Read my earlier post again ... and try to drop your ideological baggage
before assessing my motives, okay? There are farms and farmplaces and
farmland everywhere I look. I cannot see or hear evidence of a city from
my farm except for the distant grain elevator about seven miles away. I
KNOW exactly what the outcome of attempting to market produce locally is in
this region ... my knowledge of the market is based on over ten years in
the market.
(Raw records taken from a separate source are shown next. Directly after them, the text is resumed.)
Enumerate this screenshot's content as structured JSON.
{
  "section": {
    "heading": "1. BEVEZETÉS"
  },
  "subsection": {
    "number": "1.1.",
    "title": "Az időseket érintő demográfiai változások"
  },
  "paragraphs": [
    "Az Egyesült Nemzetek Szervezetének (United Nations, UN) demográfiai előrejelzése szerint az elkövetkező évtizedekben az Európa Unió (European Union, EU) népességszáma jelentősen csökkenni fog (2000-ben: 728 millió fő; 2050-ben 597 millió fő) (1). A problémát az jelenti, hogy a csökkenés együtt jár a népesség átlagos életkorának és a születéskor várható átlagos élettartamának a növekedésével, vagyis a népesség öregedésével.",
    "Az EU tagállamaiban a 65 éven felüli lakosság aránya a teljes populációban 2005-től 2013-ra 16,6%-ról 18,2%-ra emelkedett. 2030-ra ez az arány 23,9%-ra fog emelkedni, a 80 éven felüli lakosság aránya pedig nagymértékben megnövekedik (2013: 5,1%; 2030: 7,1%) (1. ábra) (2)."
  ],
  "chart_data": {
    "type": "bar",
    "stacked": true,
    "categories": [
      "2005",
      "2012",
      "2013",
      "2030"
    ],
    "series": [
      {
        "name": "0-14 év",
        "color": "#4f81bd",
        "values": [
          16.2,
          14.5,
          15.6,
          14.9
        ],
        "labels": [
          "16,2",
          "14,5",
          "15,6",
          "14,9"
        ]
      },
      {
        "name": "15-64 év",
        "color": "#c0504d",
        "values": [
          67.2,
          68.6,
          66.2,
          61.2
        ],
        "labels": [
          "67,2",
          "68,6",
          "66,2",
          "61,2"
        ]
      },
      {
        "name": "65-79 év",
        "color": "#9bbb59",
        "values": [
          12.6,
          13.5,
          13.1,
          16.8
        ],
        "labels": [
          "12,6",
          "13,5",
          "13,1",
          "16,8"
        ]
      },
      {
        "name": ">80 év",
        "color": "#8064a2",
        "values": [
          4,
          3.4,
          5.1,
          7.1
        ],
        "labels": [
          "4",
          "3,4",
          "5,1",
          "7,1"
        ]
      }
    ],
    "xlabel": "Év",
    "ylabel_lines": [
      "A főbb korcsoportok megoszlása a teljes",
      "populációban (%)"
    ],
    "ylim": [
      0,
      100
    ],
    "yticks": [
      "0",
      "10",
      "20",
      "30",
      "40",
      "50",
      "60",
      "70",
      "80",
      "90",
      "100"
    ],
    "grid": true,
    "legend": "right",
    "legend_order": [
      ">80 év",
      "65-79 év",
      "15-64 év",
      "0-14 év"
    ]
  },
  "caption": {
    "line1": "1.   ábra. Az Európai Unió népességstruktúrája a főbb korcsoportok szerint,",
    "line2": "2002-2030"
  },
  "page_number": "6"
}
It is not based on what I've read in my favorite magazine or
bullshit I've heard about from friends down at the campus coffeehouse or
what I'd really like to believe or even what I know works in a very
different economic / social / cultural environments.
My customers were not affluent enough to be able to afford any price
premium and I certainly didn't ask for it. (Most of them were widows
living in small rural towns on a Social Security check.) They also simply
did not care about whether or not something was organic or not (but they
definitely didn't like even one thistle in "their" asparagus patch and
didn't much care about my explanations that a few weeds were going to be
part of an organic operation ... because they knew that "you could use a
little squirt of that Ortho WeedBeGone to kill those things." You can be
as judgmental as you want, but you just gotta smile and bear it when even
your great aunt's friends tell you something like that.) Change in
attitudes takes a long time ... but in the mean time, you gotta pay the
bills.
CSAs will not work here until the economy is more diversified and vibrant
than it already is. Industry, commerce, and trade will need to raise the
levels of economic affluence to the point where people can afford to be
much more concerned and educated about issues like nutrition and
environment. The point is to do what you can do to ensure that economic
growth is done in an ecologically sustainable fashion. To do that, you
need to work with what you have ... not with what you would like to have.
Wes Jackson writes about becoming "native to this place." I think I am
finally beginning to understand what that involves. It has very little to
do with preachiness and ideology -- but it has a lot to do with principles
and values and faith. Ideology is more about making excuses for failures
and judging what others are doing (i.e., big supermarkets are evil, large
farms are evil, the USDA is evil, global trade is evil). Principles,
values, and faith are more about action, forgiveness, healing, and solutions.